Diez años.
Diez años han pasado desde que Mateo me abandonó, embarazada y desangrándome, en la puerta de mi padre.
"Esto es por mi hermana", dijo él, con el rostro impasible de un santo tallado en piedra, "Tu padre, Don Alejandro, el gran maestro, la dejó morir. Ahora, que vea cómo su preciada hija se desangra como un animal".
Ese día, el futuro seminarista que yo amaba desapareció, llevándose consigo mi vida.
Y hoy, nos hemos reencontrado.
Él es Mateo, el influyente funcionario municipal, rodeado de poder y respeto.
Yo soy Isabela, la bailaora de un tablao barato, cuyo nombre se susurra con desprecio.
La música se detuvo. Yo mantenía la pose final, con el sudor pegándome el pelo a la cara, mientras los hombres ricos arrojaban billetes al escenario.
Entonces lo vi. Estaba sentado en la mesa principal, su mirada fría atravesándome. A su lado, el alcalde le sonreía con deferencia.
Mi cuerpo se congeló. El aire se volvió pesado, denso.
El alcalde, un hombre gordo y sudoroso, se levantó.
"Señor Mateo, ¿le ha gustado el espectáculo? Esta es Isabela, la mejor bailaora que tenemos. ¡Una verdadera artista del pueblo!"
Mateo no sonrió. Se levantó lentamente, su figura alta y delgada proyectando una sombra sobre mí. Se acercó al borde del escenario, su rostro a escasos centímetros del mío.

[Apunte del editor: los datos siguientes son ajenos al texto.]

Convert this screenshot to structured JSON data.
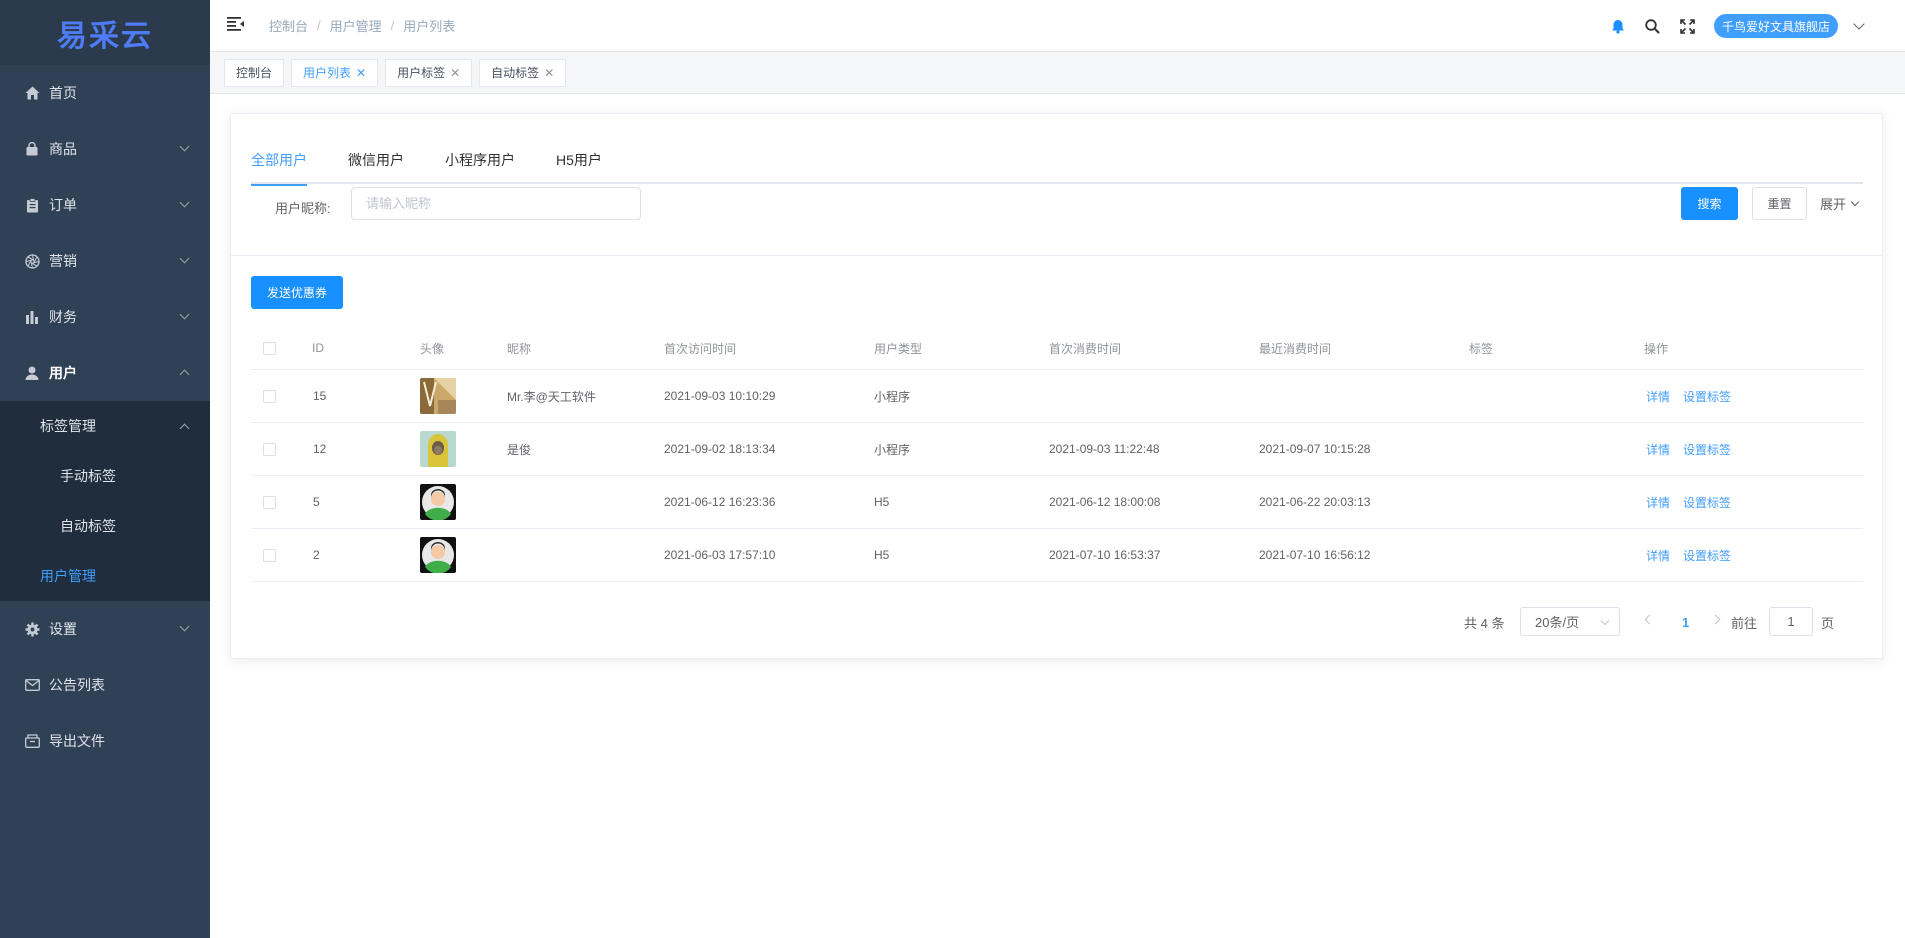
{
  "logo": "易采云",
  "sidebar": {
    "items": [
      {
        "label": "首页",
        "icon": "home-icon"
      },
      {
        "label": "商品",
        "icon": "bag-icon"
      },
      {
        "label": "订单",
        "icon": "clipboard-icon"
      },
      {
        "label": "营销",
        "icon": "aperture-icon"
      },
      {
        "label": "财务",
        "icon": "bar-chart-icon"
      },
      {
        "label": "用户",
        "icon": "user-icon"
      },
      {
        "label": "设置",
        "icon": "gear-icon"
      },
      {
        "label": "公告列表",
        "icon": "mail-icon"
      },
      {
        "label": "导出文件",
        "icon": "box-icon"
      }
    ],
    "user_sub": {
      "tag_mgmt": "标签管理",
      "manual_tag": "手动标签",
      "auto_tag": "自动标签",
      "user_mgmt": "用户管理"
    }
  },
  "header": {
    "breadcrumb": [
      "控制台",
      "用户管理",
      "用户列表"
    ],
    "separator": "/",
    "store_name": "千鸟爱好文具旗舰店"
  },
  "tags_bar": [
    {
      "label": "控制台",
      "closable": false,
      "active": false
    },
    {
      "label": "用户列表",
      "closable": true,
      "active": true
    },
    {
      "label": "用户标签",
      "closable": true,
      "active": false
    },
    {
      "label": "自动标签",
      "closable": true,
      "active": false
    }
  ],
  "tabs": [
    "全部用户",
    "微信用户",
    "小程序用户",
    "H5用户"
  ],
  "filter": {
    "label": "用户昵称:",
    "placeholder": "请输入昵称",
    "search": "搜索",
    "reset": "重置",
    "expand": "展开"
  },
  "send_coupon": "发送优惠券",
  "table": {
    "headers": [
      "ID",
      "头像",
      "昵称",
      "首次访问时间",
      "用户类型",
      "首次消费时间",
      "最近消费时间",
      "标签",
      "操作"
    ],
    "rows": [
      {
        "id": "15",
        "avatar": "photo-avatar",
        "nickname": "Mr.李@天工软件",
        "first_visit": "2021-09-03 10:10:29",
        "type": "小程序",
        "first_purchase": "",
        "last_purchase": "",
        "tag": ""
      },
      {
        "id": "12",
        "avatar": "photo-avatar",
        "nickname": "是俊",
        "first_visit": "2021-09-02 18:13:34",
        "type": "小程序",
        "first_purchase": "2021-09-03 11:22:48",
        "last_purchase": "2021-09-07 10:15:28",
        "tag": ""
      },
      {
        "id": "5",
        "avatar": "default-avatar",
        "nickname": "",
        "first_visit": "2021-06-12 16:23:36",
        "type": "H5",
        "first_purchase": "2021-06-12 18:00:08",
        "last_purchase": "2021-06-22 20:03:13",
        "tag": ""
      },
      {
        "id": "2",
        "avatar": "default-avatar",
        "nickname": "",
        "first_visit": "2021-06-03 17:57:10",
        "type": "H5",
        "first_purchase": "2021-07-10 16:53:37",
        "last_purchase": "2021-07-10 16:56:12",
        "tag": ""
      }
    ],
    "actions": {
      "detail": "详情",
      "set_tag": "设置标签"
    }
  },
  "pagination": {
    "total": "共 4 条",
    "page_size": "20条/页",
    "current": "1",
    "goto_prefix": "前往",
    "goto_value": "1",
    "goto_suffix": "页"
  },
  "colors": {
    "sidebar_bg": "#304156",
    "submenu_bg": "#1f2d3d",
    "primary": "#409eff",
    "button_blue": "#1890ff",
    "logo": "#4e7cf6"
  }
}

El olor a incienso de iglesia que solía tener se había desvanecido, reemplazado por el aroma caro del poder.
"¿Artista?", su voz era un susurro helado, pero resonó en todo el salón silencioso.
"No, alcalde. No es una artista".
Me miró de arriba abajo, su desprecio era palpable, una bofetada física.
"Es una mujer sucia. Su baile, su cuerpo... todo está sucio".
El silencio se rompió con risas ahogadas y murmullos. La humillación me quemó la cara, pero no bajé la mirada.
Lo sostuve, dejando que viera el odio que reflejaba el suyo.
Él me había creado. Esta mujer "sucia" era su obra maestra.